Diane est avocate, elle plaide aux Assises pour défendre plusieurs femmes. Jeanne, très jeune victime d'agressions sexuelles de la part de son beau-père. Laura, victime de sévices qui s'est rebellée contre la perversité de son conjoint. Sandrine victime de harcèlement professionnel (non professionnel, justement) ; Karine accusée de « non-dénonciation de crime »... Au détour des préparations et audiences, Diane croise la route de César, procureur qui ébranle ses certitudes de femme mariée et maîtresse absolue de son quotidien.

"Le bruit de la souffrance de ces femmes fracassa la salle d'audience."

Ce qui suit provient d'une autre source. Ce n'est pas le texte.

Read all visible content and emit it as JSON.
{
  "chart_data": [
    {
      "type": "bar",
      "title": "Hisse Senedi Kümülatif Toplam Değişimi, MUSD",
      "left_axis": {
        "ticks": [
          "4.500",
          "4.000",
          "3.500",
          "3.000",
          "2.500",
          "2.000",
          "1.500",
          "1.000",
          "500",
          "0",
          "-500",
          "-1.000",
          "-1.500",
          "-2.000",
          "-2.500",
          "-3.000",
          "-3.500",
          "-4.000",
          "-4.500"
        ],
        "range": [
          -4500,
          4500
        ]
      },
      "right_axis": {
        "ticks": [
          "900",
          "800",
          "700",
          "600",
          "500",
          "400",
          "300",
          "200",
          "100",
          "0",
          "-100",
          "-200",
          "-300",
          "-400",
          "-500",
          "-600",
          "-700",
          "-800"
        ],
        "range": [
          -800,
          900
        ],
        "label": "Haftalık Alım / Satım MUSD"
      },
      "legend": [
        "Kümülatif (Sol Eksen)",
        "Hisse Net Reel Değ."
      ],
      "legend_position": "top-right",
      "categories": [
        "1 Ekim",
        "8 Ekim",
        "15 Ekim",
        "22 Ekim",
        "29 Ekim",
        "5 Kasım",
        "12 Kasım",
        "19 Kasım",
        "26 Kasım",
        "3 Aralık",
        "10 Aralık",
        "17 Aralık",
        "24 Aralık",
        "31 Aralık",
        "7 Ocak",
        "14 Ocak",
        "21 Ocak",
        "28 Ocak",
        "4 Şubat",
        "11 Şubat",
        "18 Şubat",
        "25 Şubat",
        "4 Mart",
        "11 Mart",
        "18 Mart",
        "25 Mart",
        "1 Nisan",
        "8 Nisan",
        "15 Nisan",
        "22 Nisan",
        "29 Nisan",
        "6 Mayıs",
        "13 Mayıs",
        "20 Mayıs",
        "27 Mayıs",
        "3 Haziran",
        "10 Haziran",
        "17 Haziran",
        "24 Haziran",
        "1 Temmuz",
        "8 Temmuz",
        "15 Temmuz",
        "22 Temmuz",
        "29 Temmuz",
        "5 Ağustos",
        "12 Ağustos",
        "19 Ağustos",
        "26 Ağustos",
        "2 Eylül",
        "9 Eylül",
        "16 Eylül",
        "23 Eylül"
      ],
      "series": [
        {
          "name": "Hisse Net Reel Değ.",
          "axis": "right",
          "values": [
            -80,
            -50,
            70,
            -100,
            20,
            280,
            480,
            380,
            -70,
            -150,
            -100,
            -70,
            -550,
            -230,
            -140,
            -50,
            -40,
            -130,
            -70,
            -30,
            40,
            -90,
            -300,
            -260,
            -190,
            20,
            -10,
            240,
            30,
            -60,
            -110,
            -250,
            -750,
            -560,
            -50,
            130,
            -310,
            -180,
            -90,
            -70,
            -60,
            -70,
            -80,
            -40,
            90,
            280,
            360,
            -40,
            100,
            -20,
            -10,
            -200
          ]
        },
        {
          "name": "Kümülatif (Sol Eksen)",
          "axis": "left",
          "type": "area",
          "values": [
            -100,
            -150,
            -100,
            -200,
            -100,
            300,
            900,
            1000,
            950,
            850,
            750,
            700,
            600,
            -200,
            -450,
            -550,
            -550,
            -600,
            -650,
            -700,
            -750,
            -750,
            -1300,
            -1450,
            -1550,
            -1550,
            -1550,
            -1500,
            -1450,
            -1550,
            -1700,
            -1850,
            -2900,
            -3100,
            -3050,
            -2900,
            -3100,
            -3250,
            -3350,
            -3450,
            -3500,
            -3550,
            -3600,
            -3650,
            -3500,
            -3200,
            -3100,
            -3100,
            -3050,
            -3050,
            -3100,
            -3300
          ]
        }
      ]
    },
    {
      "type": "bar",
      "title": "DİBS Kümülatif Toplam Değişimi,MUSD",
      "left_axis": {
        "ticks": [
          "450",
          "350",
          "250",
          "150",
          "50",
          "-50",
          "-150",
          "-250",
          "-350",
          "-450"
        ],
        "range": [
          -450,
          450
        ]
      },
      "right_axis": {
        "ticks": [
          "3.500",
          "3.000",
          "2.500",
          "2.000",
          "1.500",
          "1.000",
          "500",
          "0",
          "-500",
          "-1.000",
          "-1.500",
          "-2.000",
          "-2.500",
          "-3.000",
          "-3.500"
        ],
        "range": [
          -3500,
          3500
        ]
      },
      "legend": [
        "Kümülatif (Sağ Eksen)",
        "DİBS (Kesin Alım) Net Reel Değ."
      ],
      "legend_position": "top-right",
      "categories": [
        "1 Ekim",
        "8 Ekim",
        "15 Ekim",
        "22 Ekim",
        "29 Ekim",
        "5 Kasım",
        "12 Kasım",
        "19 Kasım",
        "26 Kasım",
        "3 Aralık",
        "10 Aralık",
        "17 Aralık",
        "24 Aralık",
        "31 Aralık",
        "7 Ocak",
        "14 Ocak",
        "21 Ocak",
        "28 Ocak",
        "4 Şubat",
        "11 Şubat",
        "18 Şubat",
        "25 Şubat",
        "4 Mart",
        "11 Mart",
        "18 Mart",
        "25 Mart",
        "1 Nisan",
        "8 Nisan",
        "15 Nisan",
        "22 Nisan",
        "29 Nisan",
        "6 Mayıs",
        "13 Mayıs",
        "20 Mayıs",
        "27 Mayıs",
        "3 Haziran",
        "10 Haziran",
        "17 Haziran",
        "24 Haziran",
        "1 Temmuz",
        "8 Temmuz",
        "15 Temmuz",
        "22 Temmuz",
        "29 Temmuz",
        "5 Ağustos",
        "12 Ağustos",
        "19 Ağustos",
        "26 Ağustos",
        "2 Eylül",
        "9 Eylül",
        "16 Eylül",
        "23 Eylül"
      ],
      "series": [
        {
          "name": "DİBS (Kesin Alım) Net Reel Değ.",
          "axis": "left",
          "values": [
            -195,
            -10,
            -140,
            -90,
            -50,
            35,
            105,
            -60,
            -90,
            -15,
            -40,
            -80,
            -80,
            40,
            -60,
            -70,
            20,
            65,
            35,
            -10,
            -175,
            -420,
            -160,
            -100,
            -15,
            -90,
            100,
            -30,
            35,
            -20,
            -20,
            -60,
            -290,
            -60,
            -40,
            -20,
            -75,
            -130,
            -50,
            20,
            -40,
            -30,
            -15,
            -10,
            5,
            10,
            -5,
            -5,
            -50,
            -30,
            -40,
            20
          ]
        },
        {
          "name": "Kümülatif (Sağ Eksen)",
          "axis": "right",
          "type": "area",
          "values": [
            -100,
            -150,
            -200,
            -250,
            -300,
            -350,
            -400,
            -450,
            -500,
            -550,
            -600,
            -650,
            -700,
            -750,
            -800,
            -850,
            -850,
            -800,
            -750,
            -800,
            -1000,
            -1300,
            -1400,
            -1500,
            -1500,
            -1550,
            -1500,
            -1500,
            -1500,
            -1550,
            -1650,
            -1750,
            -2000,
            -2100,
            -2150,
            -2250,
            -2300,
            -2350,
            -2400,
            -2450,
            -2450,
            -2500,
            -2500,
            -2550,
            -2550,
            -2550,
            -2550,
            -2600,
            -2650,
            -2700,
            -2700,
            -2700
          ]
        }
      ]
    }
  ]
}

L'histoire se concentre sur la fin de la procédure autour de Jeanne et le procès de Laura. Une enfant et une femme victime de barbaries masculines. Les autres clientes sont en fait des "faire-valoir" permettant de varier les situations. Je me suis rapidement attachée à Jeanne et Laura, tellement différentes et si touchantes à leurs manières. Elles ont en commun d'avoir réussi à se libérer de l'emprise de leurs bourreaux, tout en ressentant une certaine forme de manque à l'issue de cette libération... Diane se porte en héraut de la libération de leur parole, à défaut d'être libératrice de leur culpabilité ou de leur courage.
Quant à l'intrigue entre César et Diane, j'ai craint que ce soit malvenu au milieu de tous ces drames. Pourtant, leur liaison permet de mettre en lumière d'autres aspects des relations homme/femme. Tout interdit leur rapprochement : leurs situations personnelles, leurs passés, leurs postes, les lieux qu'ils arpentent... leur attirance n'en reste pas moins irresistible, à moins que...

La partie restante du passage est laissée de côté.